Yo creo que su trabajo es muy chévere porque siempre está entrevistando a personas y saliendo en la tele. La que no tiene un trabajo tan divertido es mi mamá. Ella es la primera en levantarse y la última en acostarse. A la madrugada despierta a todos con el ruido de la licuadora. Nos prepara el desayuno, alista la ropa para la escuela y plancha la camisa de papá. Está pendiente que no nos olvidemos nada y que salgamos de casa bien peinados.  Arregla la casa, lava la ropa, alimenta a la Cococha, va a comprar, cocina y me recoge de la escuela. Y así todos los días. Creo que a ella no le gusta ese trabajo, pero lo hace. 
Mi papá  trabaja por dinero. Mi mamá trabaja por amor.
Mi mamá cocina muy rico, pero la que cocina mejor es mi abuela. Para poder cocinar así primero debes ser carishina, que significa no saber hacer nada. Luego de ser carishina, lo que debes hacer es casarte.  Así, de lo mal que cocinas, empiezas a cocinar cada día mejor hasta que te haces abuela y ya sabes cocinar muy rico.
Mi abuela confesó que se casó muy joven y que siempre ha estado en la cocina. Pero la vida ha cambiado, las mujeres ya no estamos para la cocina. Por eso hay señoras que se han hecho doctoras, presidentas y hasta astronautas. También hay señores que se han hecho señoras.
En la escuela nos enseñaron que hace muchos años atrás llegaron de lejos unos señores que usaban pelucas blancas y que acordaron que nuestra capital sea la mitad del mundo.  Nos llevaron  a conocer un monumento que no es monumento sino museo y nos paramos sobre una línea que corta en dos a la tierra y que se llama Ecuador, como nuestro país. Lo chistoso de los señores con pelucas, es que sus compases no eran de muy buena marca y pintaron la línea unos metros más allá de donde tenían que pintar. Pero nuestros ancestros indígenas ya habían inventado donde exactamente es la mitad del mundo, está sobre un monte llamado mantequilla. Lo que pasa es que nuestros ancestros utilizaron al sol como compás. Y con semejante compás ¿quién se puede equivocar?
Esa tarde, con mis amigas jugamos a que encontrábamos la mitad del mundo en el monte mantequilla. Aprovechamos y preparamos un sánduche con El Panecillo.
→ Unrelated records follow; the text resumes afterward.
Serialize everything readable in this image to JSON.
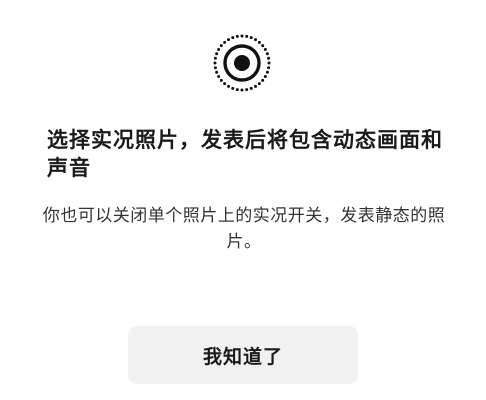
{
  "dialog": {
    "icon": "live-photo-icon",
    "headline": "选择实况照片，发表后将包含动态画面和声音",
    "subtext": "你也可以关闭单个照片上的实况开关，发表静态的照片。",
    "button_label": "我知道了"
  }
}
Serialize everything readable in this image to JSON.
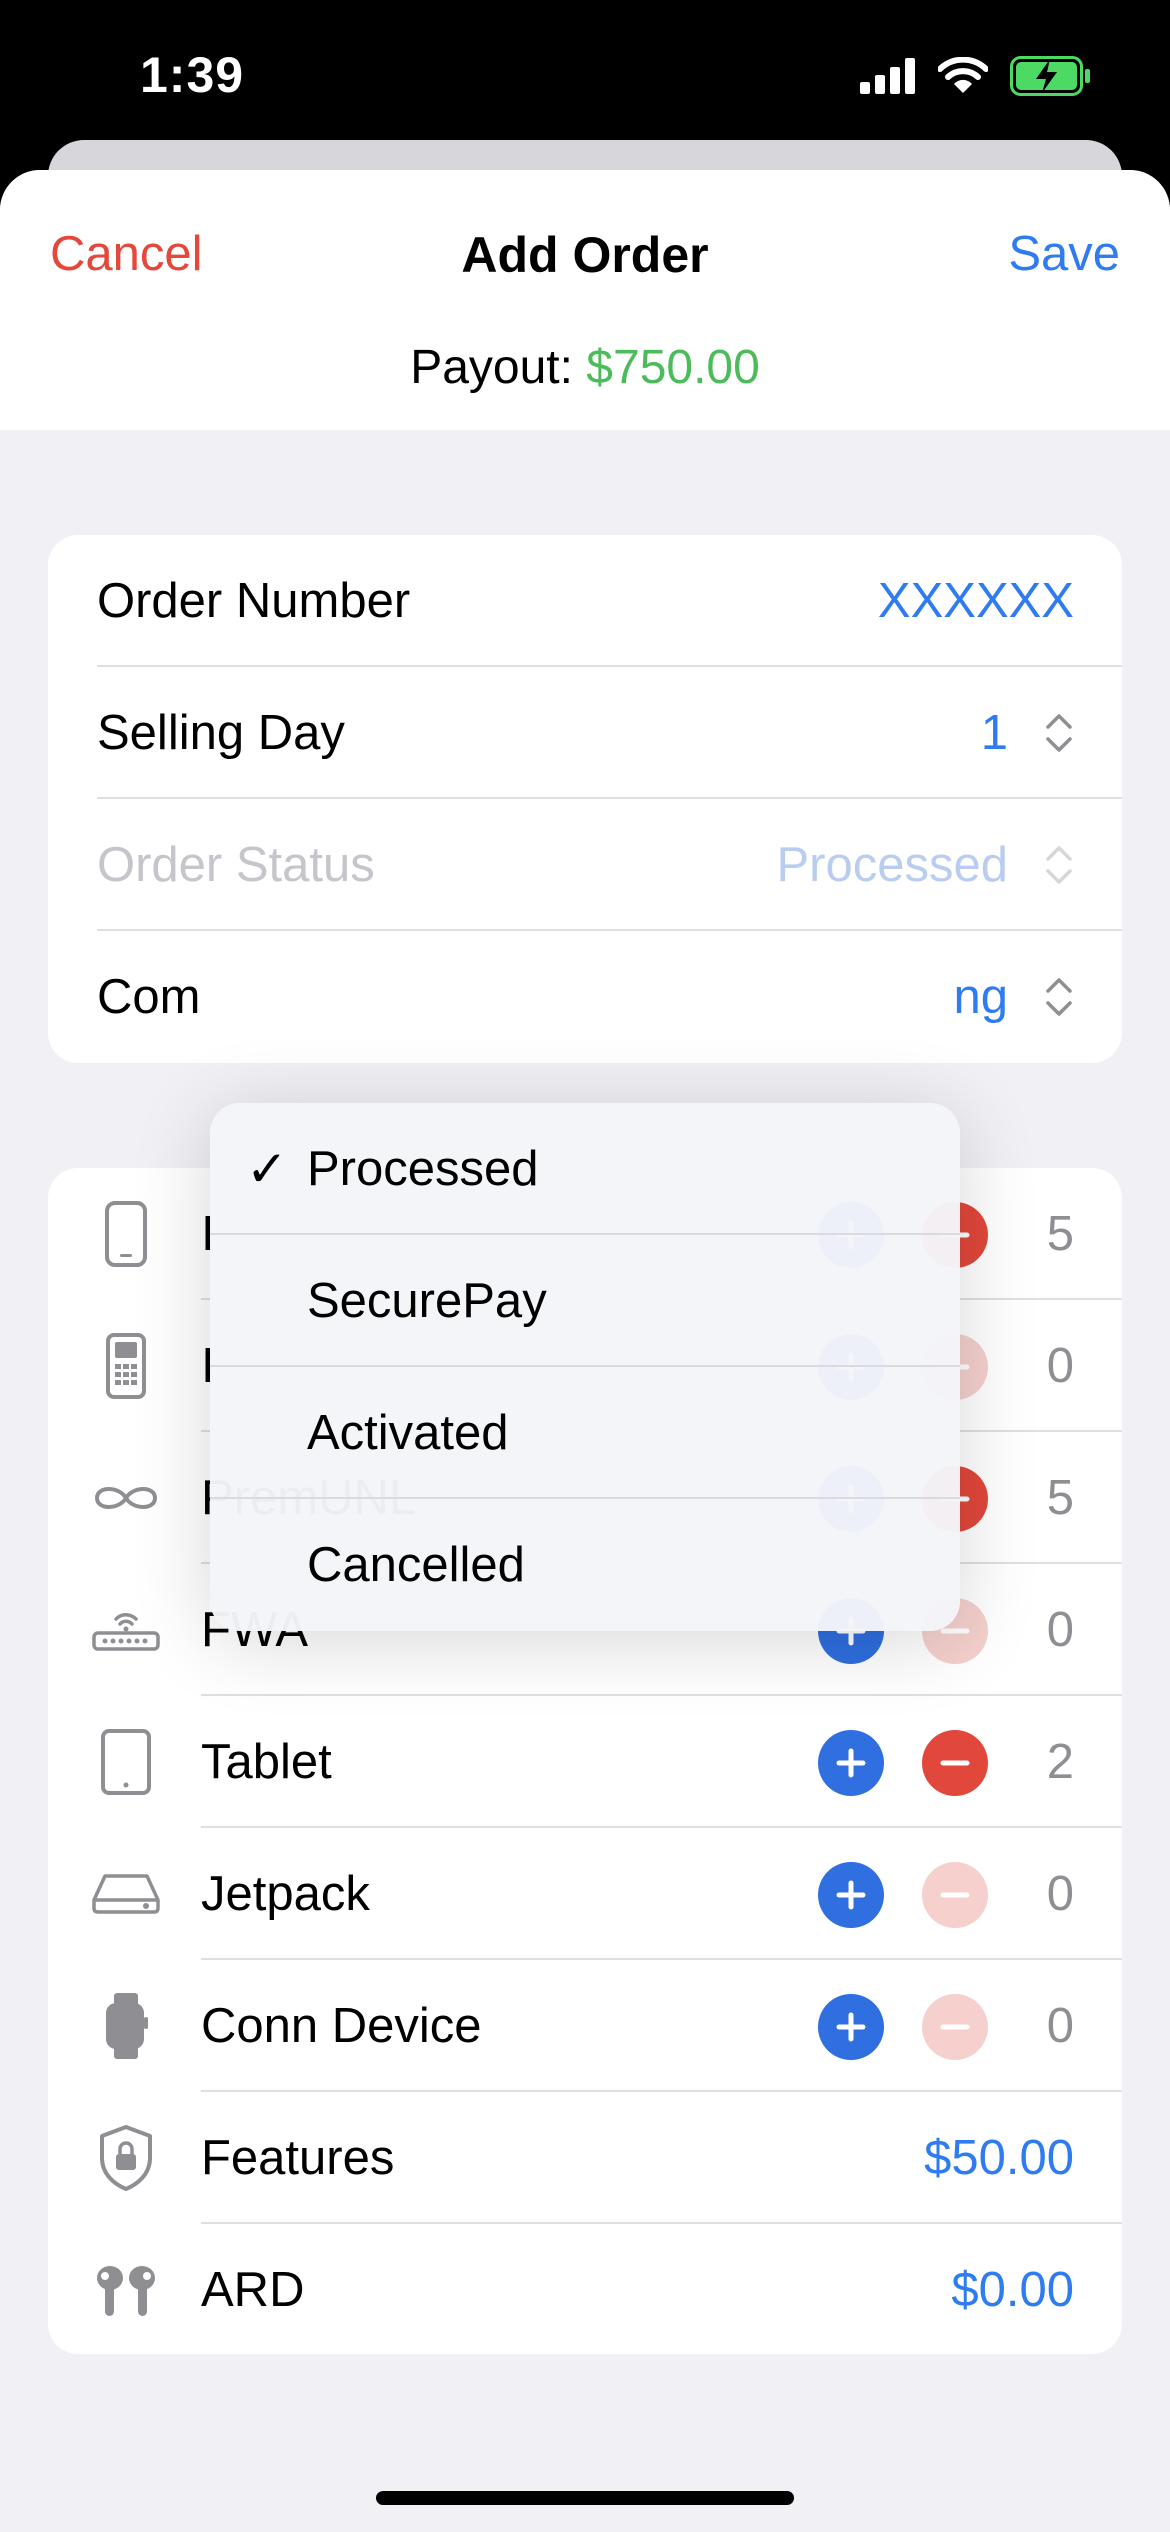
{
  "status_bar": {
    "time": "1:39",
    "icons": [
      "cellular-signal-icon",
      "wifi-icon",
      "battery-charging-icon"
    ]
  },
  "nav": {
    "cancel": "Cancel",
    "title": "Add Order",
    "save": "Save"
  },
  "payout": {
    "label": "Payout: ",
    "value": "$750.00"
  },
  "order_form": {
    "order_number": {
      "label": "Order Number",
      "value": "XXXXXX"
    },
    "selling_day": {
      "label": "Selling Day",
      "value": "1"
    },
    "order_status": {
      "label": "Order Status",
      "value": "Processed"
    },
    "commission_row": {
      "label": "Com",
      "value": "ng"
    }
  },
  "status_menu": {
    "options": [
      "Processed",
      "SecurePay",
      "Activated",
      "Cancelled"
    ],
    "selected": "Processed",
    "check": "✓"
  },
  "products": [
    {
      "label": "I",
      "icon": "smartphone-icon",
      "count": "5",
      "minus_enabled": true
    },
    {
      "label": "I",
      "icon": "basic-phone-icon",
      "count": "0",
      "minus_enabled": false
    },
    {
      "label": "PremUNL",
      "icon": "infinity-icon",
      "count": "5",
      "minus_enabled": true
    },
    {
      "label": "FWA",
      "icon": "router-icon",
      "count": "0",
      "minus_enabled": false
    },
    {
      "label": "Tablet",
      "icon": "tablet-icon",
      "count": "2",
      "minus_enabled": true
    },
    {
      "label": "Jetpack",
      "icon": "hotspot-icon",
      "count": "0",
      "minus_enabled": false
    },
    {
      "label": "Conn Device",
      "icon": "watch-icon",
      "count": "0",
      "minus_enabled": false
    }
  ],
  "extras": [
    {
      "label": "Features",
      "icon": "shield-lock-icon",
      "value": "$50.00"
    },
    {
      "label": "ARD",
      "icon": "earbuds-icon",
      "value": "$0.00"
    }
  ],
  "colors": {
    "accent": "#2f7bf0",
    "destructive": "#e5483b",
    "positive": "#4cbb59",
    "background": "#f0f0f5"
  }
}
En los recreos jugamos con la computadora que tiene muchos juegos en internet. Cuando mi papá era niño, no existían las computadoras ni los teléfonos celulares ni el Internet. Yo pensé que el pobre vivía muy aburrido, pero no era así. Me enseñó a tingar las bolas, bailar al trompo y saltar la soga. Contó también que jugaba a buscar cusos en la tierra y a coger saltamontes en el Itchimbía. Yo no pude conocer a estos animalitos porque también se hicieron grandes y se fueron de casa, como mi papá.
Cuando él era pequeño yo aún no nacía, eso me pone mal porque me hubiera gustado ser amiga de mi papá y jugar sus juegos. A la que no le hubiera gustado para nada es a mi mamá, porque a ella no le gusta que mi papá juegue con sus amigas.